MimLocatePeak1d

This function detects the position and the intensity of a peak in every lane (row or column) of an image. It is well suited for applications that generate 3D data based on laser line or sheet of light profiling.

The function iterates through each lane. For each lane, the function determines the pixels that are in the peak neighborhood, as defined by PeakWidthNominal, PeakWidthDelta, and MinContrast. For each such region, it finds the position of the highest intensity with sub-pixel accuracy, and calculates the average intensity around that position. The position can be retrieved in a fixed-point representation, with 0 to 7 fractional bits.

For optimal performance, preprocess the result buffer by calling MimLocatePeak1d() with M_PREPROCESS. You can choose to preprocess with or without an image. When preprocessing with an image, specify a typical image in the series of images that you will process with MimLocatePeak1d(). The preprocessed image's size and bit depth are stored. When preprocessing without an image (SrcImageBufId set to M_NULL), you must specify the number of scan lanes in a typical image in the series with ControlFlag. When preprocessing without an image, it is assumed that all images are 8-bit unsigned.

If the preprocess operation is not done explicitly (using M_PREPROCESS), MimLocatePeak1d() will preprocess the result buffer internally when it is first called. If a new image in the series has a different size or bit depth than the image used to preprocess, MimLocatePeak1d() will preprocess the result buffer again, given the new image's characteristics.

In a noisy image, or any image that might have multiple peaks in a single lane, such as when the object or surface is highly reflective, MimLocatePeak1d() can record the position and intensity of multiple peaks in a lane. You can create a custom application that sifts through the multiple peaks in each lane to determine the best peak in the lane for your needs. To record multiple peaks in a lane, use MimControl() with M_NUMBER_OF_PEAKS set to the maximum number of peaks to record. For more information, see the Multiple peaks in a single lane subsection of the Peak intensity detection and depth maps section of Chapter 5: Specialized image processing.

You can retrieve the calculated results from the result buffer using MimGetResultSingle().

MimLocatePeak1d() can accumulate results from multiple frames in one result buffer. To do so, you must set MimControl() with M_NUMBER_OF_FRAMES, which is the maximum number of frames for which results can be accumulated in the result buffer. When calling MimLocatePeak1d(), set M_FRAME_INDEX to the appropriate index in the result buffer which corresponds to the frame for which to store results.
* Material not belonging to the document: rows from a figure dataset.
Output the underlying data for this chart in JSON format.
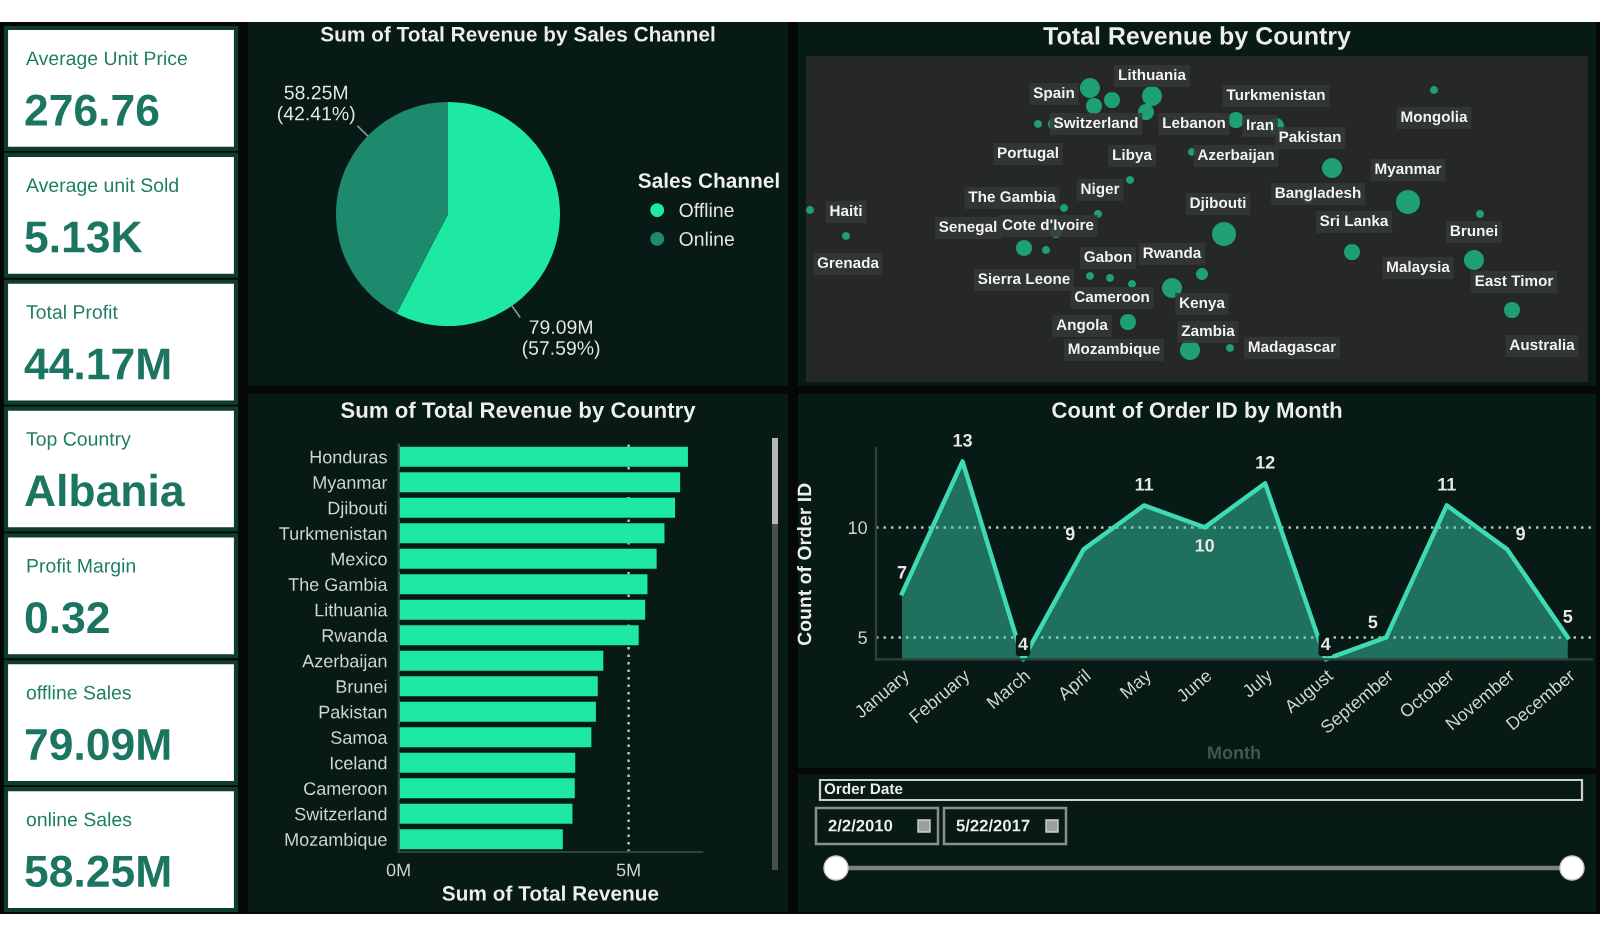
{
  "chart_data": [
    {
      "type": "other",
      "annotations": [
        "Average Unit Price",
        "276.76",
        "Average unit Sold",
        "5.13K",
        "Total Profit",
        "44.17M",
        "Top Country",
        "Albania",
        "Profit Margin",
        "0.32",
        "offline Sales",
        "79.09M",
        "online Sales",
        "58.25M"
      ]
    },
    {
      "type": "pie",
      "title": "Sum of Total Revenue by Sales Channel",
      "categories": [
        "Offline",
        "Online"
      ],
      "values": [
        57.59,
        42.41
      ],
      "colors": [
        "#1de9a3",
        "#1e8a6d"
      ],
      "value_labels": [
        "79.09M\n(57.59%)",
        "58.25M\n(42.41%)"
      ],
      "legend_title": "Sales Channel",
      "legend": "right"
    },
    {
      "type": "other",
      "title": "Total Revenue by Country",
      "annotations": [
        "Lithuania",
        "Spain",
        "Turkmenistan",
        "Switzerland",
        "Lebanon",
        "Iran",
        "Mongolia",
        "Pakistan",
        "Portugal",
        "Libya",
        "Azerbaijan",
        "Myanmar",
        "Niger",
        "Bangladesh",
        "The Gambia",
        "Djibouti",
        "Haiti",
        "Sri Lanka",
        "Senegal",
        "Cote d'Ivoire",
        "Brunei",
        "Gabon",
        "Rwanda",
        "Grenada",
        "Malaysia",
        "East Timor",
        "Sierra Leone",
        "Cameroon",
        "Kenya",
        "Angola",
        "Zambia",
        "Mozambique",
        "Madagascar",
        "Australia"
      ]
    },
    {
      "type": "bar",
      "orientation": "horizontal",
      "title": "Sum of Total Revenue by Country",
      "categories": [
        "Honduras",
        "Myanmar",
        "Djibouti",
        "Turkmenistan",
        "Mexico",
        "The Gambia",
        "Lithuania",
        "Rwanda",
        "Azerbaijan",
        "Brunei",
        "Pakistan",
        "Samoa",
        "Iceland",
        "Cameroon",
        "Switzerland",
        "Mozambique"
      ],
      "values": [
        6.29,
        6.12,
        6.01,
        5.78,
        5.61,
        5.41,
        5.36,
        5.22,
        4.45,
        4.33,
        4.29,
        4.19,
        3.84,
        3.83,
        3.78,
        3.57
      ],
      "color": "#1de9a3",
      "xlabel": "Sum of Total Revenue",
      "xlim": [
        0,
        6.6
      ],
      "xticks": [
        {
          "value": 0,
          "label": "0M"
        },
        {
          "value": 5,
          "label": "5M"
        }
      ],
      "grid": "x"
    },
    {
      "type": "area",
      "title": "Count of Order ID by Month",
      "categories": [
        "January",
        "February",
        "March",
        "April",
        "May",
        "June",
        "July",
        "August",
        "September",
        "October",
        "November",
        "December"
      ],
      "values": [
        7,
        13,
        4,
        9,
        11,
        10,
        12,
        4,
        5,
        11,
        9,
        5
      ],
      "color": "#3fd9b4",
      "xlabel": "Month",
      "ylabel": "Count of Order ID",
      "ylim": [
        4,
        13.6
      ],
      "yticks": [
        5,
        10
      ],
      "grid": "y",
      "data_labels": true
    },
    {
      "type": "other",
      "title": "Order Date",
      "annotations": [
        "2/2/2010",
        "5/22/2017"
      ]
    }
  ]
}
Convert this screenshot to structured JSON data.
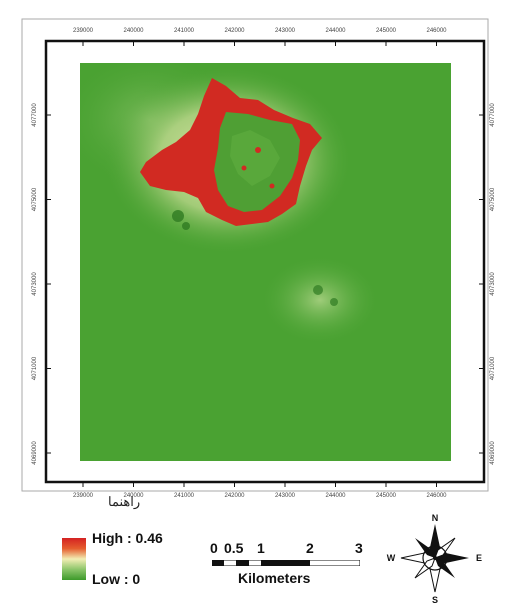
{
  "map": {
    "x_ticks": [
      "239000",
      "240000",
      "241000",
      "242000",
      "243000",
      "244000",
      "245000",
      "246000"
    ],
    "y_ticks": [
      "4077000",
      "4075000",
      "4073000",
      "4071000",
      "4069000"
    ]
  },
  "legend": {
    "title": "راهنما",
    "high_label": "High : 0.46",
    "low_label": "Low : 0",
    "high_color": "#d42222",
    "mid_color": "#f2eeb4",
    "low_color": "#3c9a2a"
  },
  "scale_bar": {
    "labels": [
      "0",
      "0.5",
      "1",
      "2",
      "3"
    ],
    "unit": "Kilometers"
  },
  "north_arrow": {
    "icon": "compass-rose-icon",
    "n": "N",
    "s": "S",
    "e": "E",
    "w": "W"
  }
}
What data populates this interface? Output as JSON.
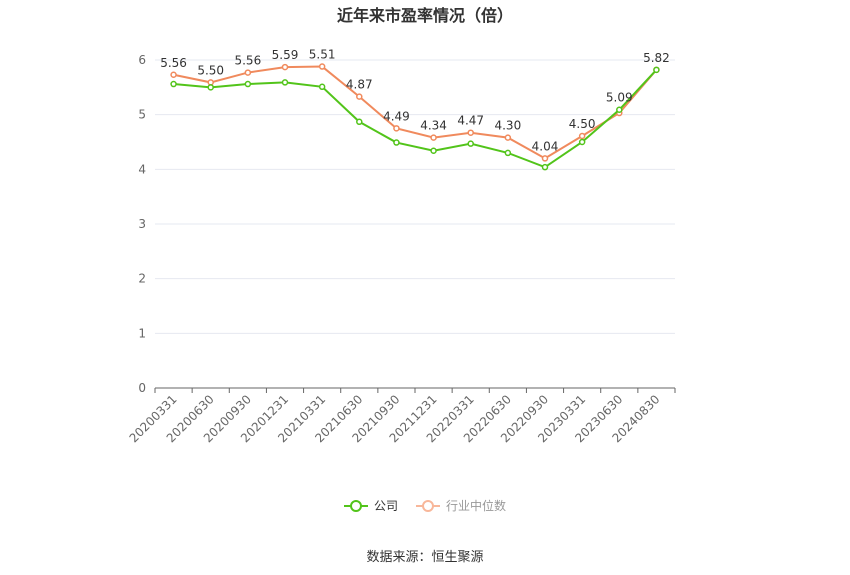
{
  "chart_data": {
    "type": "line",
    "title": "近年来市盈率情况（倍）",
    "categories": [
      "20200331",
      "20200630",
      "20200930",
      "20201231",
      "20210331",
      "20210630",
      "20210930",
      "20211231",
      "20220331",
      "20220630",
      "20220930",
      "20230331",
      "20230630",
      "20240830"
    ],
    "series": [
      {
        "name": "公司",
        "color": "#52c41a",
        "values": [
          5.56,
          5.5,
          5.56,
          5.59,
          5.51,
          4.87,
          4.49,
          4.34,
          4.47,
          4.3,
          4.04,
          4.5,
          5.09,
          5.82
        ],
        "show_labels": true
      },
      {
        "name": "行业中位数",
        "color": "#f08a5d",
        "values": [
          5.73,
          5.59,
          5.77,
          5.87,
          5.88,
          5.33,
          4.75,
          4.58,
          4.67,
          4.58,
          4.2,
          4.61,
          5.03,
          5.82
        ],
        "show_labels": false
      }
    ],
    "ylim": [
      0,
      6
    ],
    "yticks": [
      0,
      1,
      2,
      3,
      4,
      5,
      6
    ],
    "grid": true,
    "legend_position": "bottom"
  },
  "source_text": "数据来源：恒生聚源"
}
MimLocatePeak1d() supports multi-frame image buffers. When passing a multi-frame image buffer, you must set MimControl() with M_FRAME_SIZE to the Y-size of each individual frame. For information on multi-frame image buffers, see the Specifying the dimensions of a multi-frame image buffer subsection of the Specifying the dimensions of a data buffer section of Chapter 21: Data buffers. Note that the total number of frames (M_NUMBER_OF_FRAMES) can be different from the frame capacity of the source image buffer. For example, if the source image buffer has a 5-frame capacity and you have 10 total frames to process, 2 calls to MimLocatePeak1d() can be done before calling MimGetResultSingle(). Typically, you would set M_FRAME_INDEX to frame 0 on the first call to MimLocatePeak1d(); then, set it to frame 5 on the second call. Finally, it is important to set M_FRAME_INDEX such that the result buffer can hold all results produced from the call. That is, there must be enough indices available in the result buffer to accommodate results from all frames in the source image buffer. For more information on peak extraction from a multi-frame image buffer, see the Extraction of peaks from a multi-frame buffer subsection of the Peak intensity detection and depth maps section of Chapter 5: Specialized image processing.

For results obtained from laser line images, you can draw an uncorrected depth map or intensity map using MimDraw() with M_DRAW_DEPTH_MAP_ROW or M_DRAW_INTENSITY_MAP_ROW, respectively. For more information, see the Generating an uncorrected depth map subsection of the Peak intensity detection and depth maps section of Chapter 5: Specialized image processing.

To verify that the peak was found at the right location, you can draw the calculated peak intensities at the calculated positions into an image buffer using MimDraw() with M_DRAW_PEAKS.